Designing The Future Of Work: The Human/Agent Workforce
AI is changing how work gets done: not by replacing roles outright, but by reshaping the tasks within them. Accenture modeling shows that 44% of working hours in the US are in scope for automation or augmentation. LinkedIn found that 20% of US professionals hired today have job titles that didn’t even exist in 2000.
As automation accelerates and agentic tools become more capable, organizations face a critical question: how should work be redesigned to support both people and intelligent systems?
The answer isn’t just technical. It’s strategic, structural, and human. This is the Great AI Workforce Redesign.
From Tool Adoption To Workforce Design
While AI investment is growing, many companies are still treating it as a bolt-on: layering new tools over outdated structures. But that approach misses the bigger opportunity. If we want AI to deliver real value, we need to look deeper: at how work is defined, how skills are developed, and how people and systems interact.
Organizations that take a human-first approach to transformation are seeing tangible gains. Salesforce research, for example, shows that daily AI users report increased productivity (64%), focus (58%), and job satisfaction (81%).
These outcomes don’t come from the technology alone – they come from designing systems that make it easier for people to work with it.
Rethinking Roles, Tasks, and Talent
At Beamery, we see more organizations starting to question the traditional model of jobs and org charts. As AI becomes more capable of handling individual tasks, the idea of a fixed role becomes less useful. What matters more is understanding what work needs to be done, what skills it requires, and who (or what) is best suited to do it.
This shift demands new ways of thinking about:
- Task-level job redesign: Breaking work down into tasks rather than rigid job descriptions.
- Skills mapping: Identifying the capabilities required for each task and recognizing transferable or adjacent skills across the workforce.
- Talent allocation: Using both human and AI capacity to assign work optimally, rather than defaulting to roles alone.
- Continuous learning: Building structures for upskilling and reskilling as capabilities evolve.
A More Adaptable Workforce
What’s needed now is not just more AI tools, but more workforce adaptability. That means making work more flexible, making talent more mobile, and making the relationship between people and systems more collaborative.

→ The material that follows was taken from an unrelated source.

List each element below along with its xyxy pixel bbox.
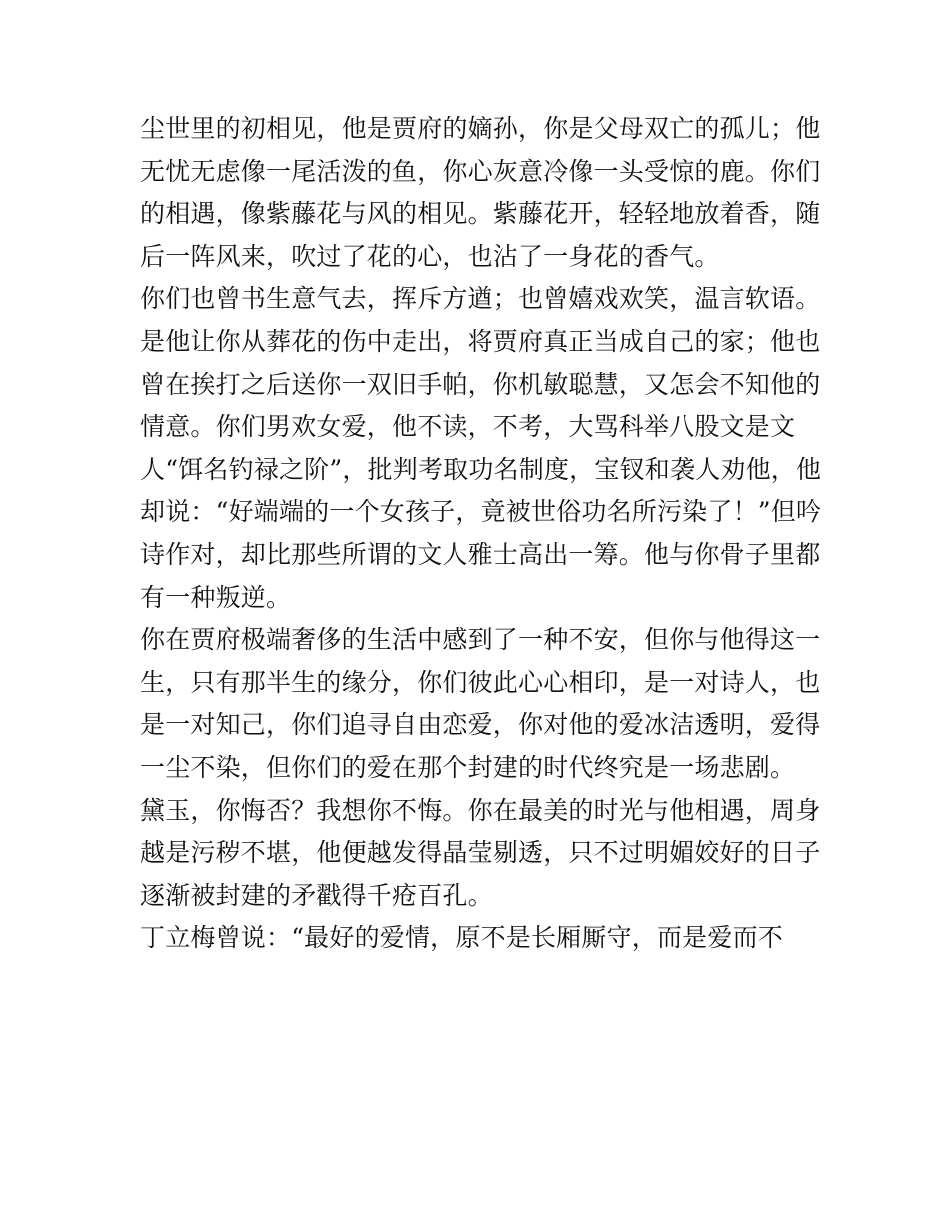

It also means building the infrastructure to understand your workforce in a more granular way: by skill, by potential, by evolving capability.
This is where much of the real innovation is happening – not just in model development, but in how organizations are beginning to treat skills and tasks as dynamic components that can be reorganized in response to change.
Looking Ahead
The future of work will likely be shaped by a mix of human creativity and autonomous systems working together. But getting there isn’t just a technology problem. It’s an organizational design challenge.
AI will continue to shift how work is done – and the organizations that take a more deliberate, people-focused approach to redesigning that work will be better placed to adapt.
As Nathalie Scardino, President & Chief People Officer at Salesforce, says, “Like with any technological revolution, the net increase in opportunity will outweigh the disruption – but how we get there is the key to unleashing our unlimited potential.”
The transition is already underway. The question is whether we build systems that let people thrive in it – or systems that leave human potential underutilized. Those who embrace AI as a partner in work redesign, rather than as a replacement, will define the next era of productivity, creativity, and workforce resilience.